The authors evaluate Seedance 2.0 across multiple video generation dimensions, showing it achieves top rankings in all categories compared to other models. The results demonstrate significant improvements in motion quality, audio-visual alignment, and instruction following, with particularly strong performance in complex motion and audio-related tasks. Seedance 2.0 achieves the highest scores in all evaluated dimensions compared to competing models. The model shows superior performance in motion quality and audio-visual synchronization across various complex scenarios. Seedance 2.0 leads in audio-related tasks, including audio expressiveness and prompt following, where other models show significant weaknesses.

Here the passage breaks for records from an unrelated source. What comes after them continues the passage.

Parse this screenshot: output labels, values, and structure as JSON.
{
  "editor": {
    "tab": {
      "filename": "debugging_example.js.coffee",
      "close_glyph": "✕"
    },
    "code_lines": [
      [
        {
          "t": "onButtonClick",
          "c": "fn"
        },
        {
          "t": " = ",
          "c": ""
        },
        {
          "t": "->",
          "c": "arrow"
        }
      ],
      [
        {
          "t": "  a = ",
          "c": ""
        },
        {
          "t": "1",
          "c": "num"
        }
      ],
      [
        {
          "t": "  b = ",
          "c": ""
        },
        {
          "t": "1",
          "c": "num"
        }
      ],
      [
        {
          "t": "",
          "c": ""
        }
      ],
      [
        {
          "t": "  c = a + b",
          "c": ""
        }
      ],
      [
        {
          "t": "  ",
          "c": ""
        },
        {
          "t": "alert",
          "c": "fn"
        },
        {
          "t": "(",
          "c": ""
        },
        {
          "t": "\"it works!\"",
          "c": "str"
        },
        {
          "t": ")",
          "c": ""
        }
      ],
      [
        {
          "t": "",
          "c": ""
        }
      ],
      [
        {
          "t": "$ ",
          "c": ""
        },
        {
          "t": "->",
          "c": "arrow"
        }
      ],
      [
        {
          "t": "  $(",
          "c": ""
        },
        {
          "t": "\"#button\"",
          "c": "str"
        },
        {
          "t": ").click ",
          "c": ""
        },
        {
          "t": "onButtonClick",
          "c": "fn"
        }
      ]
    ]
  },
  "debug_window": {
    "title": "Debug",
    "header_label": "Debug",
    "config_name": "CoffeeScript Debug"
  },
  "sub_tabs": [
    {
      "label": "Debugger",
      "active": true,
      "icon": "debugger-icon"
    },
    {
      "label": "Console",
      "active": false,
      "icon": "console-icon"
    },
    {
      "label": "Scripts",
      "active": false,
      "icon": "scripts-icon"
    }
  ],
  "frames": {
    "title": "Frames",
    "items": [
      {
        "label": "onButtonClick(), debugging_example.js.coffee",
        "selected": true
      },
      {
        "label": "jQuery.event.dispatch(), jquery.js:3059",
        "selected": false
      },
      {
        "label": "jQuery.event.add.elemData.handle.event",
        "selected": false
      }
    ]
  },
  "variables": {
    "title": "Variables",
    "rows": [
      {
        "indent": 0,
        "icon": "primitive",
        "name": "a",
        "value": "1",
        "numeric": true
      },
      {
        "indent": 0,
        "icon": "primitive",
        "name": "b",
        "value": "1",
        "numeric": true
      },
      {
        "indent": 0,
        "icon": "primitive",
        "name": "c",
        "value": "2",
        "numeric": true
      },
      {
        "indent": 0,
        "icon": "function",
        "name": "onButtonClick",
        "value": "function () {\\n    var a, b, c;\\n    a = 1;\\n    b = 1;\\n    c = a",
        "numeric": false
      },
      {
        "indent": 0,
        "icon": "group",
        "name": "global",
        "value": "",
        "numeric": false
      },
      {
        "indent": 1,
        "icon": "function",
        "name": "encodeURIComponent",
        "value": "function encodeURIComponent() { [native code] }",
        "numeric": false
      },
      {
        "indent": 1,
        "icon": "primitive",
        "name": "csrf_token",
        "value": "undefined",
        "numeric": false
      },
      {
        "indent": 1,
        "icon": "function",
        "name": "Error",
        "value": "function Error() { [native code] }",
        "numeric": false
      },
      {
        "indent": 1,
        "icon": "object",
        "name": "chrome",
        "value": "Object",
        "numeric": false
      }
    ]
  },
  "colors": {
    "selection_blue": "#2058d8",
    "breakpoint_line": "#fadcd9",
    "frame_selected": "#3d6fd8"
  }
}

The the the table compares the support for various reference modalities across different video generation tasks. Seedance 2.0 supports the most comprehensive range of reference types, including subject, motion, visual effects, style, and video editing, across multiple input modalities. Other models show more limited support, with several lacking capabilities in key areas like audio-visual reference and complex editing. Seedance 2.0 supports the broadest range of reference types across all tasks Other models lack support for audio-visual and complex reference modalities Seedance 2.0 enables a wider variety of creative and editing scenarios

Seedance 2.0 was evaluated across various video generation tasks to validate its performance in complex reference-based image-to-video generation, audio-visual synchronization, and multi-modal reference support. The model demonstrates superior motion quality, physical realism, and prompt following, particularly when handling high-information-density content and diverse ethnicities. Furthermore, it achieves exceptional audio-visual alignment and offers the most comprehensive range of reference modalities, enabling more versatile creative and editing scenarios than its competitors.